TURQUIE  – Les Mères du samedi ont réclamé justice pour le civil kurde Nihat Aydoğan, arrêté par des soldats et des gardes villageois à Mardin/Midyat le 30 novembre 1994 et porté disparu depuis.

Les Mères du samedi réunies lors de leur 1082e veillée sur la place Galatasaray, à Istanbul, ont demandé justice pour Nihat Aydoğan a été arrêté sous la torture lors d’un raid mené par des soldats et des gardes villageois contre le village de Doğançay, dans le district de Midyat (province de Mardin), le 30 novembre 1994.

Les Mères du samedi se sont rassemblées pour la 1082e fois sur la place Galatasaray afin d’exiger des réponses concernant le sort de leurs proches disparus et assassinés en détention, et de réclamer que les coupables soient traduits en justice. Brandissant des œillets et des photos de leurs êtres chers disparus, les Mères du samedi ont interrogé cette semaine les internautes sur le sort de Nihat Aydoğan, arrêté sous la torture lors d’un raid mené par des soldats et des gardes villageois contre le village de Doğançay, dans le district de Midyat (province de Mardin), le 30 novembre 1994, et dont on est sans nouvelles depuis. Le communiqué de presse a été lu par la militante Gülseren Yoleri.

Yoleri a déclaré que les familles des disparus ont le droit de connaître la vérité.

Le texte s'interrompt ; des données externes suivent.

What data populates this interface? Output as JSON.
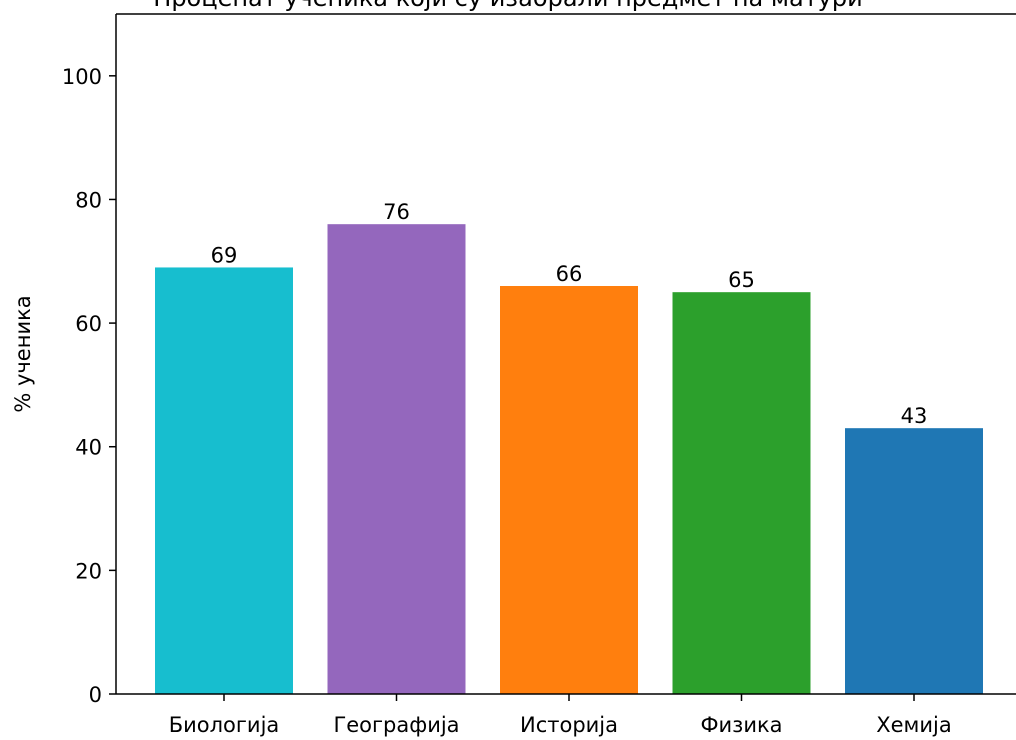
{
  "chart_data": {
    "type": "bar",
    "title": "Проценат ученика који су изабрали предмет на матури",
    "xlabel": "",
    "ylabel": "% ученика",
    "categories": [
      "Биологија",
      "Географија",
      "Историја",
      "Физика",
      "Хемија"
    ],
    "values": [
      69,
      76,
      66,
      65,
      43
    ],
    "colors": [
      "#17becf",
      "#9467bd",
      "#ff7f0e",
      "#2ca02c",
      "#1f77b4"
    ],
    "ylim": [
      0,
      110
    ],
    "yticks": [
      0,
      20,
      40,
      60,
      80,
      100
    ],
    "grid": false,
    "legend": "none"
  }
}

Soulignant que l’État est également responsable des disparitions forcées, Gülseren Yoleri a insisté sur le fait que l’État doit mettre fin à sa politique d’impunité.

Déclarant s’être réunis cette semaine pour s’enquérir du sort de Nihat Aydoğan, Yoleri a exigé que la vérité éclate et que justice soit faite. Elle a déclaré : « Nihat Aydoğan, âgé de 39 ans, vivait dans le village de Doğançay, dans le district de Midyat, à Mardin. Les villageois qui rejetaient le système de gardes villageois subissaient d’intenses pressions. Nihat Aydoğan, déjà détenu, torturé puis relâché, vivait sous la menace des forces de sécurité. Aux premières heures du 30 novembre 1994, la maison de la famille Aydoğan a été prise d’assaut par un important contingent de membres des forces spéciales, de soldats et de gardes villageois. Nihat Aydoğan a été sauvagement battu devant sa femme et ses enfants, puis emmené, menotté et les yeux bandés, au poste de gendarmerie de Midyat, puis au commandement central de la gendarmerie de Mardin. » 

Yoleri a déclaré que les autorités judiciaires avaient informé la famille d’Aydoğan, qui le recherchait, qu’« il avait été libéré après avoir fait sa déposition au parquet ». « Suite à cela, son épouse, Halime Aydoğan, a déposé une requête auprès du parquet ; cependant, le procureur lui a répondu : “Votre mari est parti dans les montagnes, ne revenez plus jamais.” » Des années plus tard, on a découvert qu’un acte de décès avait été établi pour Nihat Aydoğan au registre de l’état civil. Les questions de la famille concernant la date, le lieu et les informations relatives à l’inhumation sont restées sans réponse. Le chef du village qui a délivré l’acte de décès a avoué l’avoir établi sous la pression du commandant de la gendarmerie et de manière mensongère », a ajouté Yoleri. 

Yoleri, constatant que les demandes déposées jusqu’à présent par la famille Aydoğan sont restées sans effet, a déclaré : « Aucune enquête efficace, indépendante et impartiale, susceptible de révéler les circonstances de l’incident, les responsables et les preuves, n’a été menée. Plus récemment, suite à une nouvelle demande déposée par l’Association des droits de l’homme concernant les disparitions à Midyat, dont celle de Nihat Aydoğan, le parquet de Midyat a établi un rapport. Cependant, ce parquet a transmis le dossier au parquet général de Mardin en demandant son classement, arguant qu’aucun élément ne permettait de confirmer la disparition des personnes concernées. » 

S’adressant aux autorités administratives, Yoleri a poursuivi : « Nihat Aydoğan a disparu alors qu’il était de facto sous le contrôle et la protection de l’État. Les autorités compétentes doivent respecter leurs obligations découlant du droit à la vie, de l’interdiction de la torture et du droit à un recours effectif, en faisant la lumière sur le sort de Nihat Aydoğan et en veillant à ce qu’une enquête et des poursuites efficaces soient menées contre les fonctionnaires responsables de cet incident. Peu importe le nombre d’années qui s’écouleront, nous continuerons à exiger justice pour Nihat Aydoğan et tous nos proches disparus, et à rappeler à l’État qu’il est tenu d’agir conformément aux normes universelles du droit. »

La manifestation des Mères de samedi s’est terminée par le dépôt d’œillets sur la place Galatasaray, qui était bouclée par la police.

Depuis plus de 30 ans, les mères du samedi demandent justice pour leurs disparu.e.s
 
Le samedi 27 mai 1995, les Mères du Samedi (en kurde: Dayikên Şemiyê, en turc: Cumartesi Anneleri) descendaient pour la première fois sur la place Galatasaray, à Istanbul, pour exiger la fin des disparitions forcées et demander qu’on leur rende leurs proches portés disparus.
 
Les « mères du samedi » reprochent à l’État turc de ne pas avoir enquêté sérieusement pour établir la vérité sur ceux qui ont disparu après leur mise en détention par les autorités turques.
 
Selon l’Association des droits de l’Homme (IHD), entre 1992 et 1996, 792 disparitions forcés et meurtres (de journalistes, syndicalistes, médecins, enseignants, enfants ou simples paysans) par l’État ont été signalés dans les régions kurdes de Turquie.